Eberhard was the only person booked into Mendocino County Jail for the incident. The two protestors chained to the equipment were merely cited and released. None of the protesters, who had been on the site for a significant period of time were either arrested or cited.
Deputy Attorney General Harry T. (Chip) Gower, III asserted that the officers’ conduct was due to where the actions occurred rather than why. While he continued to assert that Eberhard was trespassing at the time of his arrest, the Mendocino County District Attorney’s Office and Judge Donato did not agree. Donato in a November 2015 ruling stated, “whether Eberhard actually violated (the trespassing statutes)... is rather doubtful.” The DAs office refused to file trespassing charges.

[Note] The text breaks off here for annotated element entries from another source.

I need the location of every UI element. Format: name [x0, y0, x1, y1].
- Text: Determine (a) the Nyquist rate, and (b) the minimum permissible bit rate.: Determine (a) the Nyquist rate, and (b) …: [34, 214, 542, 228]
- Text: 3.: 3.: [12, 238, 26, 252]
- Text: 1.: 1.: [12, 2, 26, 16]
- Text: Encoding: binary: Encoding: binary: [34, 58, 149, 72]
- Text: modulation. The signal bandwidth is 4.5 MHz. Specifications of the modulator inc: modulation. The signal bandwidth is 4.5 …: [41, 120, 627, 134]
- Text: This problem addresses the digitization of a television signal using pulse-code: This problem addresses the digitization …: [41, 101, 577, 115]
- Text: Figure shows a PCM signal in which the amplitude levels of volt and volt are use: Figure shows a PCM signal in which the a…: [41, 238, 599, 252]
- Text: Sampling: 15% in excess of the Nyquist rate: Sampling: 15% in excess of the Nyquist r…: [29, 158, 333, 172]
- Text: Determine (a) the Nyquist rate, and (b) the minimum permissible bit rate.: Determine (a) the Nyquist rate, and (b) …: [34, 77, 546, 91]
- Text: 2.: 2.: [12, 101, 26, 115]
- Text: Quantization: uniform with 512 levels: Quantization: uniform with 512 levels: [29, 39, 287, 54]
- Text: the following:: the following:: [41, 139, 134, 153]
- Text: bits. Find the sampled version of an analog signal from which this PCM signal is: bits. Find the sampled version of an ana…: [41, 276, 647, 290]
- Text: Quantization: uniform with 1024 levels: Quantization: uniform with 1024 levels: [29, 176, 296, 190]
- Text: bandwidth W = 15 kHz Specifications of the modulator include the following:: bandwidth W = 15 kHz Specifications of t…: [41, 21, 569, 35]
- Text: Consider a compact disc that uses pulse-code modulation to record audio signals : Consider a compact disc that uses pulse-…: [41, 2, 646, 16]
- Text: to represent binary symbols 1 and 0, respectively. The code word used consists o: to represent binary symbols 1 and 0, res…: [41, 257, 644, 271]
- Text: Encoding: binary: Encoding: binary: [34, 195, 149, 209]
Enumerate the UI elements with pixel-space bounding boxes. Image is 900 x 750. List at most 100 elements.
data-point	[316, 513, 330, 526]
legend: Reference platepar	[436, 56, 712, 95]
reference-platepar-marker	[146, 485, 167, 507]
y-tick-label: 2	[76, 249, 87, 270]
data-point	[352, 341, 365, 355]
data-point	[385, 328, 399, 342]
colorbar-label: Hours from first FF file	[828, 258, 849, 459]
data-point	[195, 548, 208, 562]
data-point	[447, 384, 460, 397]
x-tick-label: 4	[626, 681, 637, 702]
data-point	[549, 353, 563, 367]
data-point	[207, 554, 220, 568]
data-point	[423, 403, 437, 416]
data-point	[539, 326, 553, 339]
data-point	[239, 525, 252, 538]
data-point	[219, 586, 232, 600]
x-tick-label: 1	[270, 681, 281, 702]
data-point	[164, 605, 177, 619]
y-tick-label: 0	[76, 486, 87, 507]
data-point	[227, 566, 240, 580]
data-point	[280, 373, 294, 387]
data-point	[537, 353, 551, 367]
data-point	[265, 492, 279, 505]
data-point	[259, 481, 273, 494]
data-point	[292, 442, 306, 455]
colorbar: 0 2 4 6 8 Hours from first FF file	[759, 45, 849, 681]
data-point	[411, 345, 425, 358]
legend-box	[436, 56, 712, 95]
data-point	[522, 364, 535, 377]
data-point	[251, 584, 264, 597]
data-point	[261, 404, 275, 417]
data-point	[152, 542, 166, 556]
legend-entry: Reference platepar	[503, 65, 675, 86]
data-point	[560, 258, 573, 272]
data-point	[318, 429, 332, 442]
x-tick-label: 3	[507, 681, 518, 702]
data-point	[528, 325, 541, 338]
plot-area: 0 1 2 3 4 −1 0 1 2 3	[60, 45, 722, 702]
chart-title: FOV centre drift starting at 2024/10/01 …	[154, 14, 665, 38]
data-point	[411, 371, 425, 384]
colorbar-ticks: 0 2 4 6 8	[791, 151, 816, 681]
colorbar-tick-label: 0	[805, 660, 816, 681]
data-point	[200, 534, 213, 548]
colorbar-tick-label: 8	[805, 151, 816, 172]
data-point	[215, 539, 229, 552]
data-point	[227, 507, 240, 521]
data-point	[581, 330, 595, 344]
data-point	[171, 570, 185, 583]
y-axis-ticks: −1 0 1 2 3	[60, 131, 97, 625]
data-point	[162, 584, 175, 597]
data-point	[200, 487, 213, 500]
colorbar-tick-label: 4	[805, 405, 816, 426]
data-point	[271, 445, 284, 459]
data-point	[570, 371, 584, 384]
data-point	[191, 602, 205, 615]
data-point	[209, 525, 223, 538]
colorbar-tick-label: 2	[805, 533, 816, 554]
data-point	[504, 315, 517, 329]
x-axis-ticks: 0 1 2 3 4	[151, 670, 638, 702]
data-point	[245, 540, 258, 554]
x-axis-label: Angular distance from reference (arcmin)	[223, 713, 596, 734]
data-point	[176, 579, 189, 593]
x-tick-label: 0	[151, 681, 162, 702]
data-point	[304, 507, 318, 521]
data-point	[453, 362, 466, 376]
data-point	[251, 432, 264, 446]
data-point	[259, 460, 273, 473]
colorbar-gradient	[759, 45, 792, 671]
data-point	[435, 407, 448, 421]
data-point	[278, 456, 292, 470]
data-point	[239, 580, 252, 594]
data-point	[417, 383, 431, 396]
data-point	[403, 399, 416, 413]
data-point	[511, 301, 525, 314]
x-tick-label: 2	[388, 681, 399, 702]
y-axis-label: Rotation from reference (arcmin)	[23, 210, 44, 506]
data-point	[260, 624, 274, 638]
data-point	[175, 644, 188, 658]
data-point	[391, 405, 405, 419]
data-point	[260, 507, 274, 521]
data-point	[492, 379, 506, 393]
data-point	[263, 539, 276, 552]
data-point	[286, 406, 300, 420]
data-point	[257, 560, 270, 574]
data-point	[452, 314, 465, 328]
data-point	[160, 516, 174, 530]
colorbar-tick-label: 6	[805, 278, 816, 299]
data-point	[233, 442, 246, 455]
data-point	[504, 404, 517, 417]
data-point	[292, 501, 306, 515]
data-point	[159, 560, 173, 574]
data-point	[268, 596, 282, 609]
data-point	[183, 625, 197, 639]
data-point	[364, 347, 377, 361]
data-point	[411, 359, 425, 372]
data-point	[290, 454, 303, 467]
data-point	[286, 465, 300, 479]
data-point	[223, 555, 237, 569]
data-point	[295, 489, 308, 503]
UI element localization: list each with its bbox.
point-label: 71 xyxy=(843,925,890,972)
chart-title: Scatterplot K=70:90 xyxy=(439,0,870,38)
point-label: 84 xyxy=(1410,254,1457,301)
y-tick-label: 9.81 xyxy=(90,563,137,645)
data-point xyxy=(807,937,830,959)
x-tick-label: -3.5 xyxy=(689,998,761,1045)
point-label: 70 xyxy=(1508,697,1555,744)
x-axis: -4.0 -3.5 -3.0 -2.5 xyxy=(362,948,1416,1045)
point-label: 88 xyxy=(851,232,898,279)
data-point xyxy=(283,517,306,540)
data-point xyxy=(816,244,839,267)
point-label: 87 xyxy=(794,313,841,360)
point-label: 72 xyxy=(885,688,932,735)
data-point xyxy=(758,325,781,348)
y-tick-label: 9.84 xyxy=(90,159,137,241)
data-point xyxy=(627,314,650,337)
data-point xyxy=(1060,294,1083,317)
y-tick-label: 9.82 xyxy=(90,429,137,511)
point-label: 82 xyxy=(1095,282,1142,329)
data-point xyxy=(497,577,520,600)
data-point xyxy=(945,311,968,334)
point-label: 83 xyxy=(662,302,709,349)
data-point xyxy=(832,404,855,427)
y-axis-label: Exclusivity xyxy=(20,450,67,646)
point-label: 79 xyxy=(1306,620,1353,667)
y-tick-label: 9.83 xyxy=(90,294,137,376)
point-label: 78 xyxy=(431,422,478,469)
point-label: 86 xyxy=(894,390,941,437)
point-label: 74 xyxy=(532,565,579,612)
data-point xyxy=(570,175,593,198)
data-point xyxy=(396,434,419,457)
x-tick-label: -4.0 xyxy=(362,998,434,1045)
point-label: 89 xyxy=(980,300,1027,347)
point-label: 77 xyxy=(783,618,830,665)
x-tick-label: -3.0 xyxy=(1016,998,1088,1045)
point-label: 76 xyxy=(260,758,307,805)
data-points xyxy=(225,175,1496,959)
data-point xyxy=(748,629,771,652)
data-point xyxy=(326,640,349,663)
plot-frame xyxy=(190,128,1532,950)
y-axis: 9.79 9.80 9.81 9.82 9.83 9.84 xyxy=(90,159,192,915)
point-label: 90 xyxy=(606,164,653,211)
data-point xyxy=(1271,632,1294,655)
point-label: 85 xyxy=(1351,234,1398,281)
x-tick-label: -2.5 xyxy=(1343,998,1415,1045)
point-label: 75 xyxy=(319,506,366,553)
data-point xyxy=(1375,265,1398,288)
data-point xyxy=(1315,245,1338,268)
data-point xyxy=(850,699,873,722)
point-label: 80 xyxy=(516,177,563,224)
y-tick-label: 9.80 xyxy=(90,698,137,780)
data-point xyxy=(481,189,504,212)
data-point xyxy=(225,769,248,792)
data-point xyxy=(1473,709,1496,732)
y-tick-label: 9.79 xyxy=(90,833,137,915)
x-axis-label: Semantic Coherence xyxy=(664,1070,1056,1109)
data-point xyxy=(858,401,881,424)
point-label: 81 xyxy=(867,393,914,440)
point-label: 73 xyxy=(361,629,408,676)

One of the keys to determining whether any animus directed toward Eberhard by the officers was due to media coverage of the bypass project, was the testimony, under oath, by Reynolds, Dabbs and Babcock that they had not seen nor discussed any of the media coverage of the bypass containing Eberhard’s photos prior to their actions.
Construction began on the nearly $200 million Willits bypass project in March 2013. The early days of construction were met wth numerous protests, including tree sitters and persons blocking Caltrans and contractor access and protesters locking themselves to trees and equipment. The CHP arrived with a substantial force in March 2013 and have provided security for the bypass site since. Protests continued through 2015. The roadway is expected to complete in September 2016.